Mardi, la plupart des stations-service de la ville affichaient un prix de tout près de 1,48 $ le litre d'ordinaire, en hausse d'environ 0,08 $ par rapport aux prix exigés avant la soirée de lundi, le moment où les prix ont commencé à augmenter.

Il y a près de quatre ans, à l'été 2008, le prix du litre d'ordinaire avait atteint un sommet historique de près de 1,50 $, mais à cette époque, le prix du baril de pétrole brut à la bourse NYMEX de New York s'était élevé à presque 150 $ US. Or en début de journée mardi, il était inférieur à 105 $ US, mais à 125 $ US à Londres.

Tandis que le site Web essencequebec.com signalait, mardi, que des prix aussi élevés se retrouvaient sur l'île de Montréal seulement, d'autres prédisaient plutôt que le litre d'essence coûterait plus cher de la ville de Québec jusqu'à Windsor, en Ontario.

Des analystes prévoient une augmentation allant jusqu'à 4,5 cent par litre dans les stations-service du sud du Québec et de l'Ontario.

Le site Web Tomorrow's Gas Price Today (TGPT) indiquait que le prix de l'essence allait grimper de trois cents à Ottawa, mais demeurer inchangé à Montréal et à Vancouver, où les prix sont déjà élevés.

«L'industrie explique la hausse des prix par la transition de l'essence d'hiver à celle d'été», a expliqué le fondateur de TGPT, l'ancien député libéral Dan McTeague.

«C'est une excuse minable et déjà utilisée à plusieurs reprises. La vérité, c'est qu'au Canada, les normes des combustibles ne changent pas avec les saisons, comme c'est le cas aux États-Unis.»

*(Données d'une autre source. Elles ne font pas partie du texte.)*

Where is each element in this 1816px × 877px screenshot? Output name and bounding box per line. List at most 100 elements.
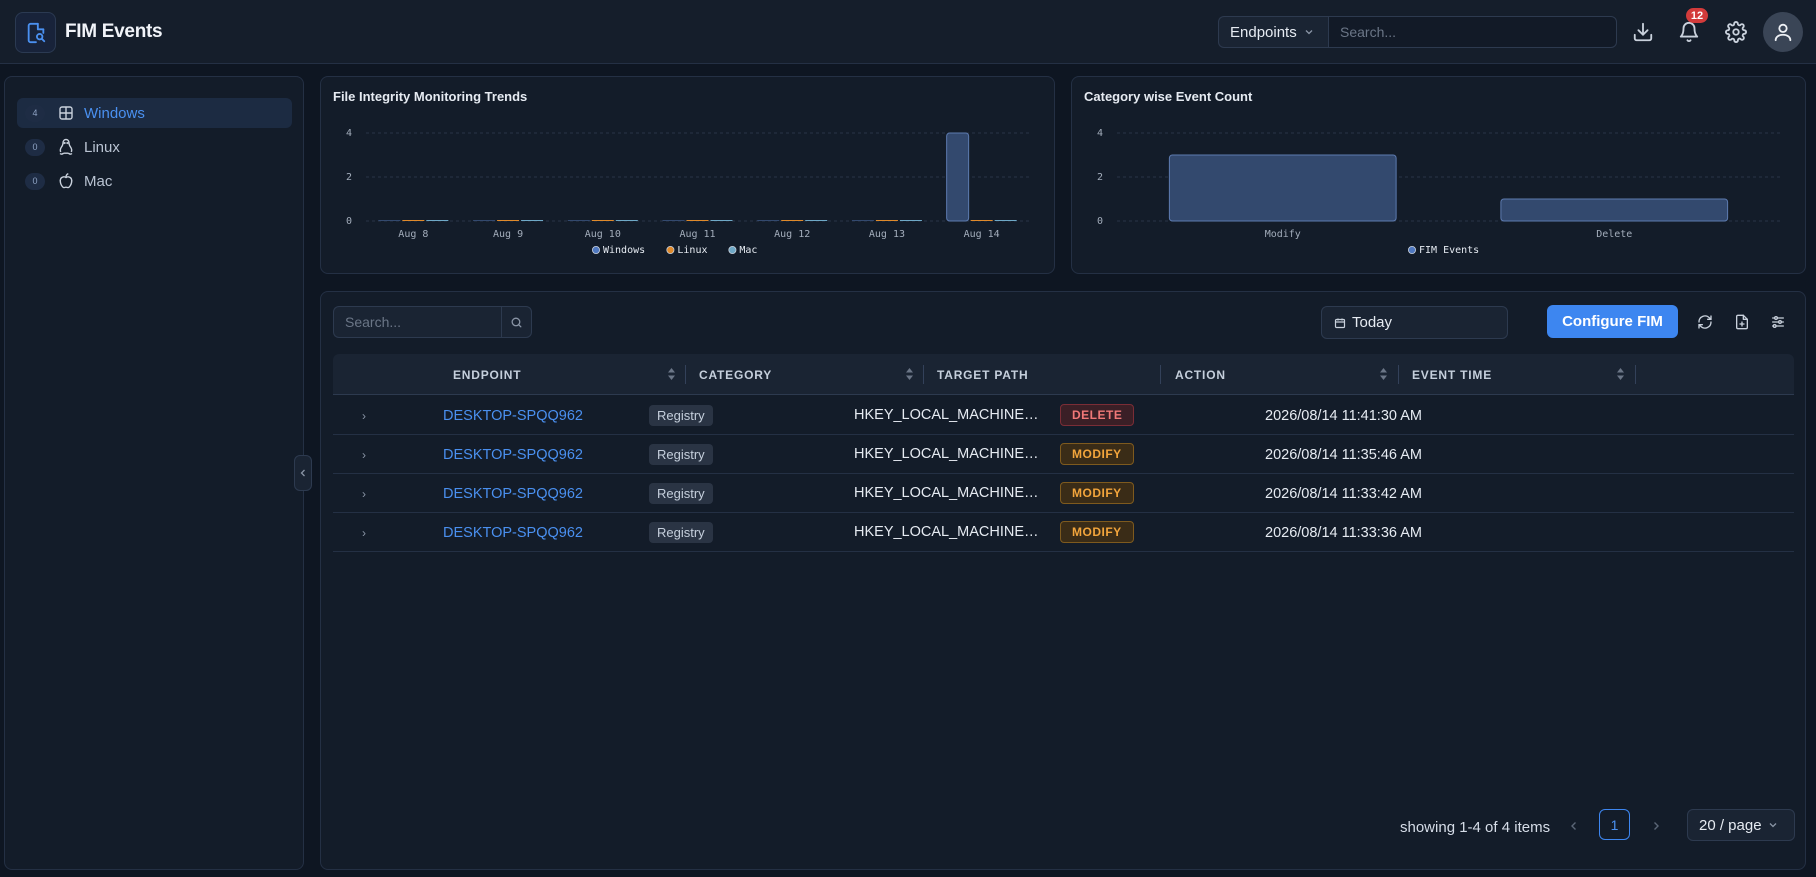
bar-windows — [757, 220, 780, 221]
sidebar-item-linux[interactable]: 0 Linux — [17, 132, 292, 162]
x-tick-label: Aug 8 — [398, 229, 428, 240]
x-tick-label: Aug 11 — [679, 229, 715, 240]
fim-trends-chart: 0 2 4 Aug 8 Aug 9 Aug 10 Aug 11 Aug 12 Aug 13 Aug… — [346, 128, 1029, 256]
category-tag: Registry — [649, 444, 713, 465]
bar-mac — [994, 220, 1017, 221]
category-tag: Registry — [649, 405, 713, 426]
legend-label: FIM Events — [1419, 245, 1479, 256]
legend-marker — [591, 245, 600, 254]
windows-icon — [57, 104, 75, 122]
legend-label: Windows — [603, 245, 645, 256]
download-icon[interactable] — [1631, 20, 1655, 44]
column-divider — [1398, 365, 1399, 384]
legend-label: Mac — [739, 245, 757, 256]
table-row[interactable]: › DESKTOP-SPQQ962 Registry HKEY_LOCAL_MA… — [333, 435, 1794, 474]
target-path: HKEY_LOCAL_MACHINE\SOFTWARE — [854, 524, 1042, 540]
table-search-input[interactable] — [333, 306, 501, 338]
column-header-target-path: TARGET PATH — [937, 367, 1029, 382]
expand-row-icon[interactable]: › — [362, 474, 366, 513]
sort-icon[interactable] — [1616, 366, 1625, 382]
event-time: 2026/08/14 11:35:46 AM — [1265, 446, 1422, 463]
sidebar-item-windows[interactable]: 4 Windows — [17, 98, 292, 128]
event-time: 2026/08/14 11:33:36 AM — [1265, 524, 1422, 541]
sidebar-item-label: Mac — [84, 172, 113, 190]
bar-mac — [615, 220, 638, 221]
scope-dropdown[interactable]: Endpoints — [1218, 16, 1328, 48]
column-header-category[interactable]: CATEGORY — [699, 354, 772, 395]
page-size-select[interactable]: 20 / page — [1687, 809, 1795, 841]
y-tick-label: 4 — [346, 128, 352, 139]
bell-icon[interactable] — [1677, 20, 1701, 44]
column-header-action[interactable]: ACTION — [1175, 354, 1226, 395]
gear-icon[interactable] — [1724, 20, 1748, 44]
sidebar-item-label: Linux — [84, 138, 120, 156]
column-settings-icon[interactable] — [1768, 312, 1788, 332]
export-file-icon[interactable] — [1732, 312, 1752, 332]
y-tick-label: 2 — [1097, 172, 1103, 183]
bar-windows — [946, 132, 970, 222]
legend-marker — [1407, 245, 1416, 254]
bar-windows — [567, 220, 590, 221]
endpoint-link[interactable]: DESKTOP-SPQQ962 — [443, 396, 583, 435]
expand-row-icon[interactable]: › — [362, 396, 366, 435]
global-search-input[interactable] — [1328, 16, 1617, 48]
target-path: HKEY_LOCAL_MACHINE\SOFTWARE — [854, 407, 1042, 423]
os-sidebar: 4 Windows 0 Linux 0 Mac — [4, 76, 304, 870]
file-search-icon — [15, 12, 56, 53]
prev-page-icon[interactable] — [1569, 819, 1579, 835]
y-tick-label: 0 — [1097, 216, 1103, 227]
x-tick-label: Aug 9 — [493, 229, 523, 240]
bar-windows — [378, 220, 401, 221]
x-tick-label: Aug 13 — [869, 229, 905, 240]
column-divider — [923, 365, 924, 384]
apple-icon — [57, 172, 75, 190]
category-tag: Registry — [649, 483, 713, 504]
search-icon[interactable] — [501, 306, 532, 338]
events-table-card: Today Configure FIM ENDPOINT CATEGORY TA… — [320, 291, 1806, 870]
sort-icon[interactable] — [905, 366, 914, 382]
sidebar-item-mac[interactable]: 0 Mac — [17, 166, 292, 196]
action-tag: MODIFY — [1060, 482, 1134, 504]
pagination-summary: showing 1-4 of 4 items — [1400, 819, 1551, 836]
column-header-event-time[interactable]: EVENT TIME — [1412, 354, 1492, 395]
date-range-picker[interactable]: Today — [1321, 306, 1508, 339]
legend-marker — [728, 245, 737, 254]
table-row[interactable]: › DESKTOP-SPQQ962 Registry HKEY_LOCAL_MA… — [333, 513, 1794, 552]
endpoint-link[interactable]: DESKTOP-SPQQ962 — [443, 435, 583, 474]
expand-row-icon[interactable]: › — [362, 435, 366, 474]
bar-mac — [899, 220, 922, 221]
table-header: ENDPOINT CATEGORY TARGET PATH ACTION EVE… — [333, 354, 1794, 395]
category-count-chart: 0 2 4 Modify Delete FIM Events — [1097, 128, 1780, 256]
top-header: FIM Events Endpoints 12 — [0, 0, 1816, 64]
column-divider — [685, 365, 686, 384]
next-page-icon[interactable] — [1651, 819, 1661, 835]
endpoint-link[interactable]: DESKTOP-SPQQ962 — [443, 474, 583, 513]
bar-fim-events — [1168, 154, 1397, 222]
table-row[interactable]: › DESKTOP-SPQQ962 Registry HKEY_LOCAL_MA… — [333, 474, 1794, 513]
bar-linux — [781, 220, 804, 221]
bar-linux — [875, 220, 898, 221]
bar-windows — [473, 220, 496, 221]
linux-icon — [57, 138, 75, 156]
sort-icon[interactable] — [1379, 366, 1388, 382]
column-header-endpoint[interactable]: ENDPOINT — [453, 354, 521, 395]
notification-badge: 12 — [1686, 8, 1708, 23]
column-divider — [1635, 365, 1636, 384]
expand-row-icon[interactable]: › — [362, 513, 366, 552]
event-time: 2026/08/14 11:41:30 AM — [1265, 407, 1422, 424]
action-tag: DELETE — [1060, 404, 1135, 426]
bar-linux — [686, 220, 709, 221]
page-button[interactable]: 1 — [1599, 809, 1630, 840]
refresh-icon[interactable] — [1695, 312, 1715, 332]
table-row[interactable]: › DESKTOP-SPQQ962 Registry HKEY_LOCAL_MA… — [333, 396, 1794, 435]
user-avatar[interactable] — [1763, 12, 1803, 52]
y-tick-label: 0 — [346, 216, 352, 227]
x-tick-label: Aug 12 — [774, 229, 810, 240]
bar-mac — [521, 220, 544, 221]
configure-fim-button[interactable]: Configure FIM — [1547, 305, 1678, 338]
bar-windows — [851, 220, 874, 221]
endpoint-link[interactable]: DESKTOP-SPQQ962 — [443, 513, 583, 552]
collapse-sidebar-button[interactable] — [294, 455, 312, 491]
chevron-down-icon — [1304, 24, 1314, 41]
sort-icon[interactable] — [667, 366, 676, 382]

Les prix varient néanmoins souvent au printemps. À cette période de l'année, l'industrie ralentit la production de diesel pour se consacrer à celle de gasoline, car la conduite de plaisance pendant l'été, comme les vacances, approchent.

Les prix de l'essence varient beaucoup dans le pays, surtout en raison des divers régimes d'imposition des provinces.

Au Québec, en début de journée, les prix demeuraient largement inférieurs dans les régions limitrophes de Laval et de la Montérégie, tout comme à Québec, Gatineau, dans les Laurentides et dans la région Centre-du-Québec.

Une partie de la dernière augmentation des prix s'explique par un relèvement de la taxe provinciale sur l'essence à partir du 1er avril.